Selasa, 26 Agustus 2014

Setelah Pesta Usai

Setelah Pesta Usai

Refly Harun  ;   Pakar/Praktisi Hukum Tatanegara dan Pemilu
DETIKNEWS, 25 Agustus 2014
                                                


Meskipun Mahkamah Konstitusi (MK) telah mengetukkan palu keadilan, Kamis (21/8/2014) lalu, dan pesta demokrasi pemilihan presiden telah berakhir, rupanya kubu Prabowo belum mau legowo. Sejumlah jalan sudah dan akan dititi untuk mempersoalkan kemenangan Jokowi. Tercatat 10 langkah yang sudah dijalani dan yang masih menanti.

Pertama, mempersoalkan pelanggaran kode etik penyelenggara pemilu ke Dewan Kehormatan Penyelenggara Pemilu (DKPP) dan telah diputus bersamaan dengan pembacaan putusan MK. Sebagian putusan DKPP menyalahkan Ketua dan anggota KPU serta menjatuhkan sanksi kepada mereka, namun masih terkategori sanksi ringan berupa teguran.

Kedua, mengadukan pelanggaran pemilu kepada Badan Pengawas Pemilu (Bawaslu). Tidak begitu jelas bagaimana nasib pengaduan tersebut. Bisa jadi Bawaslu sendiri enggan memproses lebih lanjut karena di DKPP mereka pun dijadikan pesakitan oleh kubu Prabowo-Hatta.

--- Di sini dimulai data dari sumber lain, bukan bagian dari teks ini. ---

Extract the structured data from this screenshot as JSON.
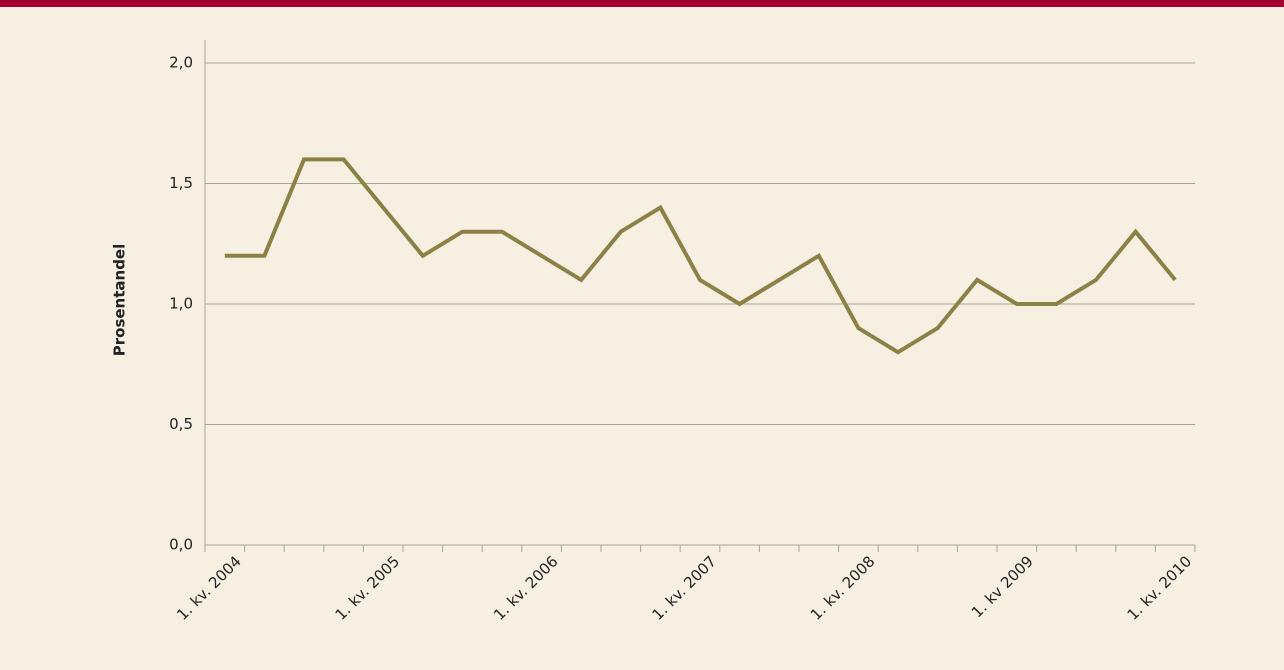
{
  "chart_data": {
    "type": "line",
    "y_label": "Prosentandel",
    "categories": [
      "1. kv. 2004",
      null,
      null,
      null,
      "1. kv. 2005",
      null,
      null,
      null,
      "1. kv. 2006",
      null,
      null,
      null,
      "1. kv. 2007",
      null,
      null,
      null,
      "1. kv. 2008",
      null,
      null,
      null,
      "1. kv 2009",
      null,
      null,
      null,
      "1. kv. 2010"
    ],
    "series": [
      {
        "color": "#8b8145",
        "values": [
          1.2,
          1.2,
          1.6,
          1.6,
          1.4,
          1.2,
          1.3,
          1.3,
          1.2,
          1.1,
          1.3,
          1.4,
          1.1,
          1.0,
          1.1,
          1.2,
          0.9,
          0.8,
          0.9,
          1.1,
          1.0,
          1.0,
          1.1,
          1.3,
          1.1
        ]
      }
    ],
    "ylim": [
      0,
      2
    ],
    "yticks": [
      {
        "value": 0,
        "label": "0,0"
      },
      {
        "value": 0.5,
        "label": "0,5"
      },
      {
        "value": 1,
        "label": "1,0"
      },
      {
        "value": 1.5,
        "label": "1,5"
      },
      {
        "value": 2,
        "label": "2,0"
      }
    ],
    "grid": true
  }
}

Ketiga, mengadukan soal pembukaan kotak suara ke Mabes Polri. Belum jelas bagaimana tindak lanjutnya. DKPP sendiri menganggap hal tersebut sekadar pelanggaran etika yang ringan. Terbukti sanksinya hanya berupa teguran. Bila dikategorikan tindak pidana atau pelanggaran hukum tentu saja sanksi DKPP akan berat, bisa berupa pemberhentian tetap.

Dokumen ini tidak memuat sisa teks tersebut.